At Wheeling High School in Wheeling, Illinois, for example, the manufacturing programs are helping to turn out hire-ready manufacturers, prepared to begin their $12/hour jobs in a variety of industries. This is in no small part due to Project Lead The Way, an organization that creates high school engineering and technology curriculum. Since 2009, classes they’ve designed for manufacturing are now being offered in nearly twice as many schools across the country.
And in the six years since Wheeling began their manufacturing classes, the number of students preparing for labor in nearby metropolitan Chicago has nearly doubled as well. According to USA Today, Wheeling’s manufacturing lab resembles a small factory, “with three hulking computerized machines to cut and shape metal, two manual drills, a drill press, a laser cutter, and other devices. In another room with rows of PC’s, students write programs that tell the digital machines how to shape formless metal or wood.”

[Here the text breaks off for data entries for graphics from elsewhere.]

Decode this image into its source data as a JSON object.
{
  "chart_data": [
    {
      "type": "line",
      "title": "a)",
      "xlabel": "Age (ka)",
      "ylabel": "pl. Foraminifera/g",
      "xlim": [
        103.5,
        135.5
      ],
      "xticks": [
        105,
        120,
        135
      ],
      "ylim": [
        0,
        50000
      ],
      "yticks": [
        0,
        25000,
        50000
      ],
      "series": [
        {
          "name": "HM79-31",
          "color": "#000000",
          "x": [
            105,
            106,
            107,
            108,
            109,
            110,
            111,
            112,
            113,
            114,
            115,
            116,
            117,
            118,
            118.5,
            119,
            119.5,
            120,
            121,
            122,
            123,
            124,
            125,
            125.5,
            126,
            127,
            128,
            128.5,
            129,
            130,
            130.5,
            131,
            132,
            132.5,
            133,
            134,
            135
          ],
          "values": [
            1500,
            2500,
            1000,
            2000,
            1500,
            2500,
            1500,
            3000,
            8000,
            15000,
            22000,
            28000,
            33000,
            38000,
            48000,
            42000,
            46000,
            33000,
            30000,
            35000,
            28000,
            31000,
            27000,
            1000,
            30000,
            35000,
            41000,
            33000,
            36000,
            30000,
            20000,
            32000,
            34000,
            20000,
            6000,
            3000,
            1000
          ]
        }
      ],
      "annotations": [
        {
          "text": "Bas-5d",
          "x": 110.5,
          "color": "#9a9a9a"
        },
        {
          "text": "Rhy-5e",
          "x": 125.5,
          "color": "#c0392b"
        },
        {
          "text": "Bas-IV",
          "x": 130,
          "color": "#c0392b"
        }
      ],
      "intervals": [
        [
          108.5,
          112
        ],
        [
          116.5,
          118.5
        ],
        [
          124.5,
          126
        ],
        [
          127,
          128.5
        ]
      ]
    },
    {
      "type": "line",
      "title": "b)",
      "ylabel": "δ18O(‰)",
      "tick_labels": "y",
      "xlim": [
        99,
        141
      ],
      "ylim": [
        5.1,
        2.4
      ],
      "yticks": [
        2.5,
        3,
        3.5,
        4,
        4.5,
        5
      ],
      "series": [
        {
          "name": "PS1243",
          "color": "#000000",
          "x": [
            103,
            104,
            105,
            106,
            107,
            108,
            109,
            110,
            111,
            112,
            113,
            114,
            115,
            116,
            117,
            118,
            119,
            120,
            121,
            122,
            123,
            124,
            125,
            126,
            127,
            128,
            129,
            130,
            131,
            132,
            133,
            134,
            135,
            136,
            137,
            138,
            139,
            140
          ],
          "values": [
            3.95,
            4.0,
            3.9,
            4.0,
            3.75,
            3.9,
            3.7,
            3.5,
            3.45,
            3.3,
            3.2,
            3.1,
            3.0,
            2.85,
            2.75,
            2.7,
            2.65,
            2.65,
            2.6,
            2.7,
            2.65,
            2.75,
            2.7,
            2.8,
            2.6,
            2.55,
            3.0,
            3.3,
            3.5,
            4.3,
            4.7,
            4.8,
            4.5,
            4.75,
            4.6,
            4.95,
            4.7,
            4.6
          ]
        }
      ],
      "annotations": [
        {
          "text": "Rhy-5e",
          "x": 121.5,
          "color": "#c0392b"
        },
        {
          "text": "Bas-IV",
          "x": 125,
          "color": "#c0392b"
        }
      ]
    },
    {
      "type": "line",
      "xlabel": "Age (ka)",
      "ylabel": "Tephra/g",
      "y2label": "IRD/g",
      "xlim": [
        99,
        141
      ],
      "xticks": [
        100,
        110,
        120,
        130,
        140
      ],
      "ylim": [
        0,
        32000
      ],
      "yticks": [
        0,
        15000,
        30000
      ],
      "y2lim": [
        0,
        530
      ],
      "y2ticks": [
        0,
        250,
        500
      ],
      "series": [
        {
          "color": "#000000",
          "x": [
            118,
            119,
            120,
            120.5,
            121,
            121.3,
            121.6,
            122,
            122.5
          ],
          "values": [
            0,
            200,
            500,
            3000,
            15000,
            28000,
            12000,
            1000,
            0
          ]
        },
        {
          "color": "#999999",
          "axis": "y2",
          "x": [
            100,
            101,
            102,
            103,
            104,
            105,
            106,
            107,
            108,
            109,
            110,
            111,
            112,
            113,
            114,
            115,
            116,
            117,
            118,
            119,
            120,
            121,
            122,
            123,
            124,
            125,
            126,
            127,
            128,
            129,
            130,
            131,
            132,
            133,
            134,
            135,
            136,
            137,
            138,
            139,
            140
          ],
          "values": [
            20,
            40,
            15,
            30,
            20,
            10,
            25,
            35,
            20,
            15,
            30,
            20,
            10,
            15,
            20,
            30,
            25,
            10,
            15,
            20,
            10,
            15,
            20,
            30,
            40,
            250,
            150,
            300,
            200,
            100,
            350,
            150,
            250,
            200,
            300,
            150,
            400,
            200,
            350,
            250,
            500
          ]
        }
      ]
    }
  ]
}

Americans aren’t the ones to do this first, though. High school programs such as these are following in the footsteps of Germany’s education model, one that includes the necessity of choosing a career track and internships as early as the age of 15. Much of this has to do with the fact that skilled labor is more respected and valued than it is in the stigmatized mind of the typical U.S. citizen. Thanks to the newer partnerships of German companies with U.S. community colleges to showcase similar ideas, American high schools are working on showing the benefits of skilled labor at earlier ages than simply when it’s time to head to college (or not).
High schools in Nebraska, like Kearney High School, are following along with new developments such as the Scott Morris Institute, designed to help Kearney students connect with manufacturing mentors and have access to the newest equipment. Wayne Schools in Wayne, Nebraska offers manufacturing classes at the Jr and Sr. high schools in welding, metal cutting machine operations, sheet metal, hand tools, and more.
So high schoolers, take heart! It’s wonderful to know that there are so many opportunities for career paths, and high school experiences can be interesting and inspiring for everyone, not simply those headed to a four-year university or interested in an academic lifestyle. We look forward to seeing more high schools than ever following this pattern.